Get a load of these ugly bridesmaid dresses, would ya? They’re downright amazing, right? Wow! The light blue and avocado green color combination vaguely reminds me of the algae growing in my auntie’s pool. I remember it, terrifying as it was, from my days as a little kid living in Hacienda Heights, a very 1970s suburb of Los Angeles.
Crazy what sticks with you, huh?

Back in those days, all the girls, including my older sisters, wore corduroy bell bottoms (I love cords to this day), crushed velvet mini skirts and baby doll dresses, sometimes with keyhole necklines. The Like the girls, Southern California boys were suntanned and had long, sun-streaked hair. I was four and then five and then six and then seven, and I walked myself to school every day. No need to worry, though. We Baby Busters (it would be many years before they decided to call us Gen-Xers) stuck together and avoided the slow-rolling, kid-trolling vans. Ugh. They were so creepy. Even in those days before milk carton warnings, I was convinced anyone driving a van was going to snatch me, torture me and dump me in the woods.
Anyway, I went to a few weddings as a kids (rainbow weddings, so kitschy-divine!) and often fantasized about being a flower girl. Unfortunately, by the time my Boomer sisters, Faith and Rebecca, married in 1980 and 1978, respectively, I was too old to throw petals down the aisle. Instead I was relegated to more lofty positions of candle-lighter and junior bridesmaid. All things considered, they weren’t bad gigs. 😉
How Come All The Men Are Dressed Like the Groom?
So, about the above photo. Can you imagine what that poor bride had to go through to coordinate that wedding party’s attire? I hope the marriage lasted! Take for example the lavender satin ribbon at the waist of the bridesmaids’ dresses and those funky lavender veil-like headpieces. They match the Gen-X flower girl’s lavender dress. In addition, the gold flowers in the bridesmaids’ dresses complement the mustard-colored groomsmen’s shirts. When I showed the picture to my daughter Bridgy she asked, “How come all the men are dressed like the groom, but the girls aren’t dressed like the bride?”
All my boomer cousins had bridal outfits that had one thing in common: instead of the veil, there was the large, slightly floppy, white broad-brimmed hat. Like what a Southern belle would wear on the veranda. Never seen it before or since, but for a short period of time in the second half of the 1970s into the very early 80s, that was ALL you saw!

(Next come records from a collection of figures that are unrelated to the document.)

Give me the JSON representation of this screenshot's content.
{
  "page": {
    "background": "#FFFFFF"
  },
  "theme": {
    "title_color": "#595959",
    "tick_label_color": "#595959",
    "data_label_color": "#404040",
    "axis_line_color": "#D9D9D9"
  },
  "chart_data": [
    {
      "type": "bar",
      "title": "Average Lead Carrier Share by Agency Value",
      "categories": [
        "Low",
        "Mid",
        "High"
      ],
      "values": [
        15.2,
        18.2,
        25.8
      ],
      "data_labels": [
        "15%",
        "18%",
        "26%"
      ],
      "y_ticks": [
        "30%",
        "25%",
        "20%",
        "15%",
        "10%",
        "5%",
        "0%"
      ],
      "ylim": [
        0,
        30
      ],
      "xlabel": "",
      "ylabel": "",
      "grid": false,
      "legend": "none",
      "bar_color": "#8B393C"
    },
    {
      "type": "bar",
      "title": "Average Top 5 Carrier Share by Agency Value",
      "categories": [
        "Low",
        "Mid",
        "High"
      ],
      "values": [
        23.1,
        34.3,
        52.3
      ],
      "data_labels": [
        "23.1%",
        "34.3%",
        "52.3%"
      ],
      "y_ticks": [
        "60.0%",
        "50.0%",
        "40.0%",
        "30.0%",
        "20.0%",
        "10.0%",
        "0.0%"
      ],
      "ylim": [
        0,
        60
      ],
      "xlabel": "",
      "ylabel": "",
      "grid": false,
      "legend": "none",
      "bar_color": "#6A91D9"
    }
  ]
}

LOL! That’s what I wore for my first wedding in 1975. I wasn’t following the fashion, I had no idea that other women my age were also doing it. The whole veil thing, and the symbolism of the fresh virgin ready to be unwrapped, seemed a little creepy to me, and definitely not appropriate in my case. And my father didn’t “give me away,” either. It’s always blown my mind that women of subsequent generations are still being “given away.”
I understand what you’re saying. It’s hard to be given away when you raise yourself.